Is there a polynomial $f(x) \in \mathbb{Q}[x]$ of degree $d$, such that on changing any $O(\sqrt{d})$ of its coefficients, it still remains irreducible?
By changing, I mean I have no control over what those changed $O(\sqrt{d})$ coefficients would be. Now of course, if the constant term becomes zero after change, then we will have $x$ as a factor, and hence reducible. Say, I am okay with such changes. In other words, is there an explicit polynomial $f(x)$ such that after change, it becomes $x^i.f^{\prime}(x)$, where $f^{\prime}(x)$ is irreducible and $i \geq 0$.
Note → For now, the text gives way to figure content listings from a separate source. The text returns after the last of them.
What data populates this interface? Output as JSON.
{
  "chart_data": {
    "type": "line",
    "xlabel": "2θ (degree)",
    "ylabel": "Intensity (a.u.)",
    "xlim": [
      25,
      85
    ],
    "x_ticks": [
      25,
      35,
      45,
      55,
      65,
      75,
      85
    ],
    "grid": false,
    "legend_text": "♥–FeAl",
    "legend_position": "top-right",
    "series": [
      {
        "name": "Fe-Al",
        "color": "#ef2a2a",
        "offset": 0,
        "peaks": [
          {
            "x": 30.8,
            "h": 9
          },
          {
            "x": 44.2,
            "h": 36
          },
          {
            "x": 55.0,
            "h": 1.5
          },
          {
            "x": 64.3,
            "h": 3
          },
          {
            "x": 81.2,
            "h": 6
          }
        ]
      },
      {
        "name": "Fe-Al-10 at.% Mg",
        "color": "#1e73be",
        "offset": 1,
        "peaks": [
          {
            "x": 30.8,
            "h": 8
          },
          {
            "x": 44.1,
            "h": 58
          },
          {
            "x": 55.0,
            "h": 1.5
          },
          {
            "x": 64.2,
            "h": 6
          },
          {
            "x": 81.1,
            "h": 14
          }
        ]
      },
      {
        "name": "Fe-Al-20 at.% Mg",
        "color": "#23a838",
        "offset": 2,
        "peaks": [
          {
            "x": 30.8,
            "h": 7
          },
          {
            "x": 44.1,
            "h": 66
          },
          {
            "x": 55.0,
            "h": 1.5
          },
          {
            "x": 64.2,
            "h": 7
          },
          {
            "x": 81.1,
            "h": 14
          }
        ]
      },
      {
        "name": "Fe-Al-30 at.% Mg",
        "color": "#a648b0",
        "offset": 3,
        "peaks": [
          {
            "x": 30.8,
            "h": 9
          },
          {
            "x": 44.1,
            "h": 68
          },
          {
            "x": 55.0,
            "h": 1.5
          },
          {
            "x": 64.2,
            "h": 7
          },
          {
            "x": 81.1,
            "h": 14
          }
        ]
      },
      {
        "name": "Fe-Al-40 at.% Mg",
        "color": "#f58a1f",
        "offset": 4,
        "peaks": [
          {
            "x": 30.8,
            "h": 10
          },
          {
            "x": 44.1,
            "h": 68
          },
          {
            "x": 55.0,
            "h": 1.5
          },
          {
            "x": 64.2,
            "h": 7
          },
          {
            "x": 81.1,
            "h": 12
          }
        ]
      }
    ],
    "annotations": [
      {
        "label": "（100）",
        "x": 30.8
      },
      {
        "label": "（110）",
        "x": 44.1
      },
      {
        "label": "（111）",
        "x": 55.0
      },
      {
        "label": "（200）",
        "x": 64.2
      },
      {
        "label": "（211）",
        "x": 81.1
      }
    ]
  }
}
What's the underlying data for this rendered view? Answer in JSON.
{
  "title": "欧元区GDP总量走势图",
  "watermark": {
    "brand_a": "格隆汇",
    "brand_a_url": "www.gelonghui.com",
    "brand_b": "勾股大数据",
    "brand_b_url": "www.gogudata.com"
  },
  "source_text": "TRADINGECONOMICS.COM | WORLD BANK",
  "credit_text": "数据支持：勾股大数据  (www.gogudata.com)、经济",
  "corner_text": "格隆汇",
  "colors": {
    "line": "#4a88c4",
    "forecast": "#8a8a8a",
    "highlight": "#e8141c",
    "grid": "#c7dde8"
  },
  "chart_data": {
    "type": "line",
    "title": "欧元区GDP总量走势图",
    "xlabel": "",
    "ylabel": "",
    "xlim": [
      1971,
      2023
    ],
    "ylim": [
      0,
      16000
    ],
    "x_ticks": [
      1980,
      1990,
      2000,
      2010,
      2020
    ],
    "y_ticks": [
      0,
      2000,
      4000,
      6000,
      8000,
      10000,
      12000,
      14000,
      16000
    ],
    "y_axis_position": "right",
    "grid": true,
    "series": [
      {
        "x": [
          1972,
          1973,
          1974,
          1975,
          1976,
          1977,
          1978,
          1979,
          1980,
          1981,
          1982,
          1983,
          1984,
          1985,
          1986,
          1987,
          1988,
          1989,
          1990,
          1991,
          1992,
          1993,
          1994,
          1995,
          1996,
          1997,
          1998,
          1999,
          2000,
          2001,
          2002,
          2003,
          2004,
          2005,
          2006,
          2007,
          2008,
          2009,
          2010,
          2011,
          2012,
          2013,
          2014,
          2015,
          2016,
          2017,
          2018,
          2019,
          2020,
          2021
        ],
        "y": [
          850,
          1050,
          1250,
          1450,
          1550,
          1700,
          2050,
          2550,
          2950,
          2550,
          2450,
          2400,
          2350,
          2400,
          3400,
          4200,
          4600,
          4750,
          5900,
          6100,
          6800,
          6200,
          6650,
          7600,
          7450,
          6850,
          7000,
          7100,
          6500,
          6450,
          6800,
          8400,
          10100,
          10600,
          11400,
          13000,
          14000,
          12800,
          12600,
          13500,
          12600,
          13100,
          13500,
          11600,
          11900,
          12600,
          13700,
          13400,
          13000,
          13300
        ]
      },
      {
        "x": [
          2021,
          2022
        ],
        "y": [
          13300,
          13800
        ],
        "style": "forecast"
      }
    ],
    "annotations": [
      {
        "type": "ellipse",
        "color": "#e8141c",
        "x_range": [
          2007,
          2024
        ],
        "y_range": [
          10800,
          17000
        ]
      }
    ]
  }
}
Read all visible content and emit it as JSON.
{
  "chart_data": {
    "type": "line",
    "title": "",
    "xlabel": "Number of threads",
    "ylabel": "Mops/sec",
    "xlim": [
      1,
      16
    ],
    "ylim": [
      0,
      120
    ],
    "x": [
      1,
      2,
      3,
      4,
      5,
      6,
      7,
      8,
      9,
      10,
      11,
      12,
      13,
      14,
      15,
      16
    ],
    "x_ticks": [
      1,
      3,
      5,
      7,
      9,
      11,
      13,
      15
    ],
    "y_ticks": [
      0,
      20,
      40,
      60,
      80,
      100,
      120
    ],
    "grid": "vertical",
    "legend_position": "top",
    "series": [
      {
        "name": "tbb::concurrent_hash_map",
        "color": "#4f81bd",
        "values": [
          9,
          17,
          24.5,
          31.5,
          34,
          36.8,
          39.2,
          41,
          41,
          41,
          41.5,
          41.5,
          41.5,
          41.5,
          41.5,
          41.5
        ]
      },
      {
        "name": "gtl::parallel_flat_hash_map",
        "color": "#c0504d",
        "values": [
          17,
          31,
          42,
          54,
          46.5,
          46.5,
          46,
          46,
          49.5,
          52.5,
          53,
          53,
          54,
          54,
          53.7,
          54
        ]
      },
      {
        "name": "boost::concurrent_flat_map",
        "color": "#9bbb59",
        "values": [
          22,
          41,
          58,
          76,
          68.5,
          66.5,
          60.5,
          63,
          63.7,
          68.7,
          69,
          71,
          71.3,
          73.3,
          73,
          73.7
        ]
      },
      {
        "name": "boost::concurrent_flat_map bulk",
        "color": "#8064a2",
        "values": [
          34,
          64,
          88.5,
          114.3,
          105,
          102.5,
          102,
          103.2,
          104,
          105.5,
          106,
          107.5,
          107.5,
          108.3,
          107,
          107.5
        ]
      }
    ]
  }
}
I was thinking to start with a polynomial with different prime numbers as coefficients that satisfies Eisenstein's or some irreducibility criterion, so that it becomes easier to argue irreducibility after change also, by looking at remaining $d-O(\sqrt{d})$ coefficients. But, I was unable to find any irreducibility criterion that is compatible with change of coefficients.
Any positive or negative answer to the above question is appreciated, in fact, for $f \in \mathbb{F}[x]$, where $\mathbb{F}$ is any field. I also don't mind if there is a result which is not precisely $O(\sqrt{d})$ coefficients but is anything of this flavor that after perturbation of some of its coefficients, the polynomial remains irreducible.
Let $d$ be an integer with $d\ge 2$, and let $f\in \mathbb{Z}[x]$ be irreducible with $\deg(f)=d$.
Write $f={\displaystyle{\sum_{k=0}^d a_kx^k}}$.
Let $b_1=a_1-f(1)$, and let $g$ be the polynomial obtained from $f$ by replacing the term $a_1x$ by the term $b_1x$.
Then $g=f+(b_1x-a_1x)$, hence $g(1)=f(1)+(b_1-a_1)=0$, so $g$ is reducible.
Note that in the transition from $f$ to $g$, only one coefficient was changed.